▼
11 May 2020
100//365
once
we sat on the curb at the corner of sandy boulevard and sacramento street. ava on one side, ezra on the other, both of them still small enough to curve their bodies into mine. the parades, the portlanders said. oh, you shouldn't miss the parades. you must see the parades. the junior rose parade, the starlight parade, the grand floral parade. they went on and on about the parades and we were brand new to the city so who were we to question? we promptly put parade dates on the calendar, in all caps, used exclamation points, multiple exclamation points. when the time came, we packed juice boxes and goldfish crackers, plastic drug store rain ponchos (just in case) and sidewalk chalk (just in case), walked the seven blocks down the boulevard to claim our small chunk of concrete curb to watch the first of the three famed, highly anticipated portland events-- the junior rose parade.

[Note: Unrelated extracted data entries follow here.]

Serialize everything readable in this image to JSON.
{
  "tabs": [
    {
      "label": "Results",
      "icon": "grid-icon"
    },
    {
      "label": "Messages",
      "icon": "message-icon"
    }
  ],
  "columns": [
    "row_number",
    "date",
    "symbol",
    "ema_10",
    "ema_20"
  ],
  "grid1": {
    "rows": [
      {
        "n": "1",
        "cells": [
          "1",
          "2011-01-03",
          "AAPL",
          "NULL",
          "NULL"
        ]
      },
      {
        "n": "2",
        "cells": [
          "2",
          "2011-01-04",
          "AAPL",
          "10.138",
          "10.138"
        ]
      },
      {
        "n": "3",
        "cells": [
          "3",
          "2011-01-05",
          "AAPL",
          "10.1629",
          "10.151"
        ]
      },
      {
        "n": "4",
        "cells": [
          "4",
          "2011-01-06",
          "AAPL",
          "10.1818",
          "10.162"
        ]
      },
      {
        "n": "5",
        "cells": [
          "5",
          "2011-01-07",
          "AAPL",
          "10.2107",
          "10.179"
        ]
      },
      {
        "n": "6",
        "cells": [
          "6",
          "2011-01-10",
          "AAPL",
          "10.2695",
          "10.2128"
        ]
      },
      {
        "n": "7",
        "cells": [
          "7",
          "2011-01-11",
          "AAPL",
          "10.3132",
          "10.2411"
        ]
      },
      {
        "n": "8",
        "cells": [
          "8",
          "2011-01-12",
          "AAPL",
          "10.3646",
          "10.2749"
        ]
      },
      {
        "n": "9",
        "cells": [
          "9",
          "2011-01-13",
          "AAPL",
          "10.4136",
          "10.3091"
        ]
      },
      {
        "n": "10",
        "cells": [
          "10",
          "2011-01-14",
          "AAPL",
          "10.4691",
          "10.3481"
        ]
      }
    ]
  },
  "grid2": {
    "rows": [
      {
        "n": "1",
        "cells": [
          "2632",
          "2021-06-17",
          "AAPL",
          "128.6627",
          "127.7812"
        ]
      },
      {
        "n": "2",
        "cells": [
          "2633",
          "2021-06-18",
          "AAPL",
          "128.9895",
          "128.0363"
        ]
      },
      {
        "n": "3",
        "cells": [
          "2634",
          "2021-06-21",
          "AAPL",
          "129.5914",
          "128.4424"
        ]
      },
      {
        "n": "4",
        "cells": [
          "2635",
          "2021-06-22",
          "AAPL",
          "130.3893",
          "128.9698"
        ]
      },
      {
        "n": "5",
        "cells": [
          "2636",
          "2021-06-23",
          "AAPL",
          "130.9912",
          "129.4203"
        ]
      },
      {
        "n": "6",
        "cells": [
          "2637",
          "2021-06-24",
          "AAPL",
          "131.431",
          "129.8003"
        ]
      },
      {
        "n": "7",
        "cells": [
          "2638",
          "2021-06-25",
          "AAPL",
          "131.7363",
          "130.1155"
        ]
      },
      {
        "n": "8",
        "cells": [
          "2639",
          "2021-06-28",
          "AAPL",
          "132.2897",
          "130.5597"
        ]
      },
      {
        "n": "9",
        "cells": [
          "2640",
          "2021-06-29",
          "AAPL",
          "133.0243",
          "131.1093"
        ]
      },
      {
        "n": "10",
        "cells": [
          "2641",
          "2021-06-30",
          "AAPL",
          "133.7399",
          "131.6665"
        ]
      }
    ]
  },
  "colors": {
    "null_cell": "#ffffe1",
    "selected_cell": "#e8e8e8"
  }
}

now, years later, they play back like 16mm film reels. homemade floats and costumes, middle school marching bands with the best of intentions, vendors who walked up and down sandy selling inflatable spiderman dolls for five bucks a pop. and that ordinary chunk of curb at the corner of sandy and sacramento now a personal landmark. a single dot on the map, multiple exclamation points.
I love that these stories let me leave my life for a moment and escape to somewhere joyful, thoughtful or beautiful. Sometimes all three!